Il mondo moderno sembra essere ossessionato dalla gioventù. Oggi tutti amano i giovani e ancora di più in vista delle elezioni tutti si sbracciano a proclamarsi favorevoli ai giovani, all’ascolto dei giovani, aperti ai giovani, anzi perfino loro giovani e certo avvezzi a navigare su internet, a chattare e postare e a scaricare roba senza pagare. Ormai è così che si valuta l’adeguatezza di un individuo alla modernità, a misura di poke e like, di tag e twit. Il mondo giovanile è diventato un riferimento culturale, un fenomeno da decifrare, i giovani sono alla ribalta, tutti si precipitano su Facebook per capirli, per adeguarsi al loro modo di relazionarsi e comunicare, i giovani vengono intervistati nei talk-show e così veniamo a sapere che il loro ideale è avere molte ragazzine e molti soldi e allora tutta la società esulta e dice: ecco, i giovani hanno parlato, ora bisogna ascoltarli! In questo delirio collettivo nessuno si rende conto che i giovani dovrebbero essere lasciati al loro posto e che noi adulti dovremmo recuperare il nostro, di educatori e censori, di punti di riferimento e limiti.

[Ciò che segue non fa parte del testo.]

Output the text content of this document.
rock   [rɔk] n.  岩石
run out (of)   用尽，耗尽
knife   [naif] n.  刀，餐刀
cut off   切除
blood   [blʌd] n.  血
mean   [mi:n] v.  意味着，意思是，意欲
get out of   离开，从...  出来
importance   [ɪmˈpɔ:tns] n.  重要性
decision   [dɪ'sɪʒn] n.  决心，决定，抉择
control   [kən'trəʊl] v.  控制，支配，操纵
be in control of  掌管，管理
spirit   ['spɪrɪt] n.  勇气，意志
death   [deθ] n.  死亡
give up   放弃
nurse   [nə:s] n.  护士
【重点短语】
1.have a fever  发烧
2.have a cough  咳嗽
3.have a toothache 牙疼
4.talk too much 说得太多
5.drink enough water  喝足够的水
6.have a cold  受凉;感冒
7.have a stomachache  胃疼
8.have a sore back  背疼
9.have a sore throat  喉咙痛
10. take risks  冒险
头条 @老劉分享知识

Anche qui si mescolano troppe cose e si considera una discriminazione al pari di quelle sessuali o razziali il fatto di ricordare a un ragazzino che deve solo darci retta, semplicemente perché è immaturo, acerbo, inesperto e ignorante. Nulla di grave, solo la sua naturale condizione di giovane, che si cura benissimo e da cui si guarisce quasi sempre. Con il rispetto dell’adulto, lo studio e l’esperienza. Faremmo un favore ai nostri figli se li trattassimo da figli e non da amici, se esigessimo da loro rispetto e non offrissimo loro cameratesca fratellanza. Per insegnare ci vuole distanza, non vicinanza, perché da chi impariamo dobbiamo poi poterci allontanare. Il maestro va trafitto, non perché è stato cattivo ma perché è il passato e ogni giovane ha diritto invece al suo futuro. Con il nostro asfissiante abbraccio noi rinchiudiamo i giovani nel nostro presente. In fondo sapere quale posto occupare è tutto qui: distinguere il proprio tempo da quello altrui. Invece, nella nuova mania giovanilista vogliamo essere anche noi eternamente giovani e così usurpiamo un futuro che non ci compete. Allora proclamiamo che il giovane ha sempre ragione e siamo noi colpevoli perché non sappiamo ascoltarlo. Ma cosa può avere da dirci un sedicenne? Quanti foruncoli è riuscito a respingere a furia di Clerasil? Al richiamo di quante manfrine ha resistito malgrado Youporn? Cerchiamo di ricordare la nostra gioventù: i nostri padri forse ci seguivano nelle nostre scorribande con il cinquantino truccato o venivano all’oratorio a giocare a pallone o in discoteca a farci concorrenza con le sbarbe? Venivano ai concerti di Frank Zappa e di Patty Smith o si sedevano con noi nel cerchio dello spinello?
Mio padre mi diceva che avrei potuto fare quello che volevo, non gli interessava neppure sapere cosa, a patto però che prima studiassi il greco ed il latino, la filosofia, la letteratura e una lingua straniera. Sulle pagine di una grammatica avrei trovato la misura per ogni cosa, dalla prima sigaretta al primo amore. Studiare non era sindacabile perché a quell’età potevo fare solo quello, studiare e ascoltare: da dire non avevo niente. Avevo bisogno di cultura, quella vera, quella alta. Perché dall’alto si può scendere, dal basso no. I miei dischi di Guccini, i miei fumetti di Corto Maltese, il mio cineforum dell’ARCI non erano cultura, erano solo il mio tempo: sarebbe passato. Ariosto e Eschilo, Machiavelli e Nietzsche no. Mio padre se doveva parlarmi mi riceveva nel suo studio e mi diceva lui quando potevo alzarmi. Non era severità, era reciproco rispetto dei ruoli. Anche mio nonno, che era solo un contadino, sapeva che non si deve dare confidenza ai giovani. Quando gli chiesi di insegnarmi a coltivare l’orto, mi lasciò per tutta un’estate a guardarlo. La primavera dopo mi porse la zappa e mi disse che potevo cominciare anche io. Osservare e ascoltare era la sua scuola. Oggi noi facciamo il contrario: scimmiottiamo quelli a cui dovremmo invece offrire un modello.
Non rendiamo un buon servizio ai giovani mimetizzandoci fra loro. La nostra è viltà, non spregiudicatezza. L’adulto autentico sa stare nel suo tempo e invecchiare con lui, sa accettare il suo limite, sa vedere attraverso la lente dell’esperienza quello che durerà e quello che finirà, quello che è da tramandare e quello che è da dimenticare. Scriveva Nietzsche: «Io amo coloro che non sanno vivere se non tramontando, perché essi sono una transizione. » L’uomo maturo dovrebbe fare proprio questo : saper tramontare. Perché solo con il suo tramonto i giovani potranno sorgere davvero. Gli adulti di oggi invece sono tutti qui, intramontabili, a ingombrare l’orizzonte: pianeti morti che si credono un sole di mezzanotte.